One particularly popular QAnon theory holds that society’s secret elite form a hidden government called the “deep state.” The publicly visible politicians are at best puppets. Many QAnon supporters believe former President Donald J. Trump fought to expose and abolish the deep state.
What makes the hidden elite so dangerous: they abuse their power and, among other things, abuse children they kill in order to extract “adrenochrome” from their blood – a life-prolonging drug.
Caviezel: “A storm will come”
reports of “NHP”According to the newspaper, Caviezel even promoted the theory during a Sounds of Freedom press event.
On a podcast by former Trump adviser Steve Bannon, Caviezel reportedly called QAnon a “good thing” and said, “The whole adenochrome empire (…) This is an elite drug that (members of the covert elite) have been using for many years.” The drug is “10 times more potent than heroin” and has “mystical properties when it comes to making you look younger.”
Caviezel summed up his expectations for the film’s social impact on the same podcast with a phrase widely heard among QAnon supporters: “A storm is coming.”
QAnon – the group that stormed the Capitol
QAnon became known to the general public when a horde of Trump supporters stormed the Capitol in Washington DC on January 6, 2022. A man in a fur hat and buffalo horns appeared in many photos at the time, with a painted face, spear, national flag and shirtless. That man was Jacob Chansley, a QAnon believer who wanted to overthrow the deep state.

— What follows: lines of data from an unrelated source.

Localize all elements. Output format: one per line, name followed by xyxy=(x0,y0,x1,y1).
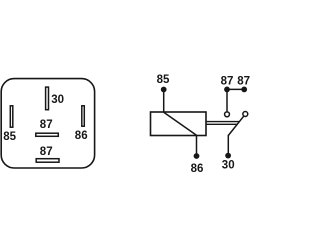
terminal dot 87 left xyxy=(224,87,230,93)
actuator link lower line xyxy=(206,123,237,125)
svg-text:86: 86 xyxy=(191,163,204,175)
actuator link upper line xyxy=(206,121,239,123)
wire 87 down to fixed contact xyxy=(226,89,228,111)
coil diagonal stroke xyxy=(164,112,197,135)
terminal dot 86 xyxy=(194,153,200,159)
armature (switch blade) xyxy=(228,116,243,135)
pin slot 30 (vertical, top center) xyxy=(46,87,49,110)
svg-text:87: 87 xyxy=(221,76,234,88)
wire coil to 86 xyxy=(196,136,198,157)
wire 85 to coil xyxy=(163,90,165,113)
pin slot 85 (vertical, left) xyxy=(10,106,13,127)
moving contact (open circle, armature tip) xyxy=(243,112,248,117)
wire armature to 30 xyxy=(227,135,229,156)
svg-text:85: 85 xyxy=(157,74,170,86)
terminal dot 30 xyxy=(225,153,231,159)
terminal dot 87 right xyxy=(241,87,247,93)
svg-text:30: 30 xyxy=(51,94,64,106)
pin slot 87 (horizontal, bottom) xyxy=(36,159,59,163)
terminal dot 85 xyxy=(161,87,167,93)
svg-text:86: 86 xyxy=(75,130,88,142)
svg-text:87: 87 xyxy=(40,119,53,131)
pin slot 87 (horizontal, middle) xyxy=(36,133,59,136)
pin slot 86 (vertical, right) xyxy=(82,106,85,126)
fixed contact (open circle, 87) xyxy=(225,112,230,117)
svg-text:30: 30 xyxy=(222,160,235,172)
wire linking 87 terminals xyxy=(227,88,244,90)
svg-text:87: 87 xyxy=(237,76,250,88)
coil K1 (rectangle) xyxy=(151,112,207,136)
svg-text:85: 85 xyxy=(3,131,16,143)
relay base outline (bottom view) xyxy=(1,79,94,168)
svg-text:87: 87 xyxy=(40,146,53,158)
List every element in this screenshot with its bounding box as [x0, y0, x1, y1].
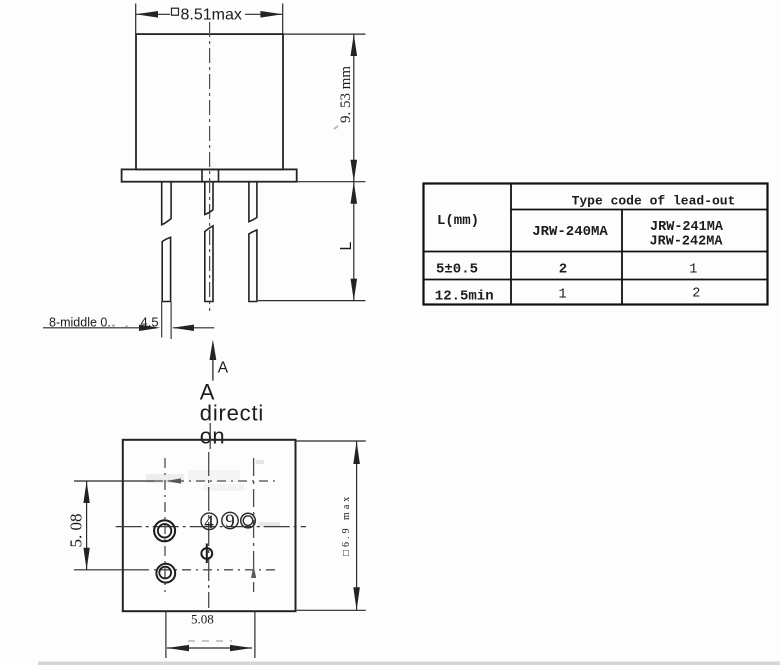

The invisible leader of the QAnon movement is considered by supporters to be John F. Kennedy Jr. According to a report by the Dallas Morning News According to reports, on November 1st of last year, hundreds of QAnon followers at Dealey Plaza in Dallas awaited the arrival of their leader – who did not come. Kennedy Jr. died in a plane crash in November 1999.
Germany has second most QAnon followers in the world
In Germany, too, many believe in the conspiracy theories of QAnon. In fact, there is no country outside of the US where QAnon has that many followers.
A representative study of the non-profit Organization Center for Monitoring, Analysis and Strategy (CeMAS) with almost 2,000 respondents, which was published in March of this year, showed that more than one in ten Germans (12.4 percent) believes the QAnon theories are correct. Members of the Reich citizen scene and AfD voters in particular often believed in the theories. Almost 4 out of 10 AfD voters (44 percent) saw the theories as correct. Among all groups considered, only opponents of corona vaccinations were more likely to be QAnon believers (46 percent).
Alarm bells are ringing on the left
The American left has already sounded the alarm as far-right and conspiracy ideas spread around the world. John Knefel, a journalist for the left-wing watchdog organization Media Matters for America, described the British news channel as “the Sound of Freedom”. “BBC” recently as an attempt by the right to present their own political issues as “mainstream films, as important films”. A key to the film’s unexpected success was that Caviezel “absolutely embraced QAnon messages and theories” and promoted them accordingly.